Chronic Pain
Chronic Pain
What is Chronic Pain?
Chronic pain is a kind of pain that keeps coming back or lasts a long time, usually more than three to six months.
It’s different from the quick pain (acute pain) you feel when you hurt yourself or are sick, which warns you of injury and goes away after a while.
Chronic pain stays even after the injury or sickness is gone and can last for months or even longer.
Chronic Pain & Mental Health
In our experience, patients with chronic pain are more likely to have mental health difficulties including depression, anxiety, and stress.
The reality is that constant pain can make you feel very down, angry, or hopeless. And if this constant pain and restriction stops you from doing social activities, then it can make you feel lonely.
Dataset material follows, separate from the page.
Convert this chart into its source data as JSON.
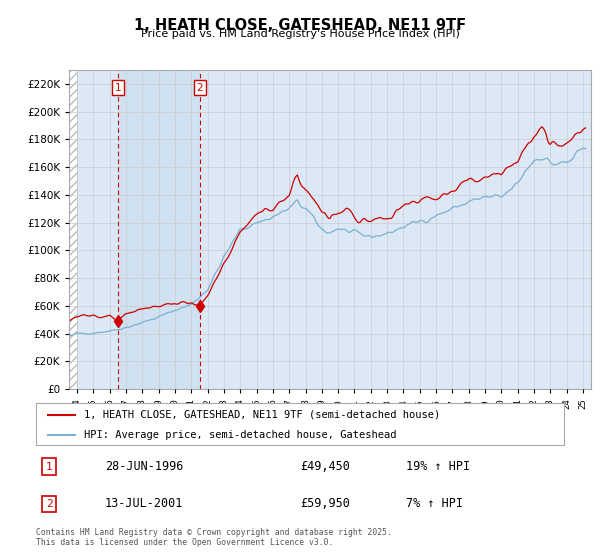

The great challenge is that chronic pain and mental health can work in tandem to add to your burden; sometimes, pain can make mental health worse, and then poor mental health can make the pain worse too. Your mental state can change how you feel pain. For example, if you are stressed or anxious, you might feel the pain more; and when you are stressed or anxious, it can be much harder to handle or treat your pain.
How we approach chronic pain
At The Pain Clinic, our holistic paradigm, our wisdom that the chronic pain experience is far more than physical, certainly far more than a diagnosis, things that we treat the patient as a whole, in line with their goals and aspirations, which in our experience, involves treatment of the physical pain, as well as the mental health burden.
Some cost‐effective simple techniques, like meditation, deep breathing, yoga, or just talking to someone, perhaps as part of a support group, are all highly effective in assisting our patients on their mental health and chronic pain journey.
Handling chronic pain well usually means taking care of both the body and the mind.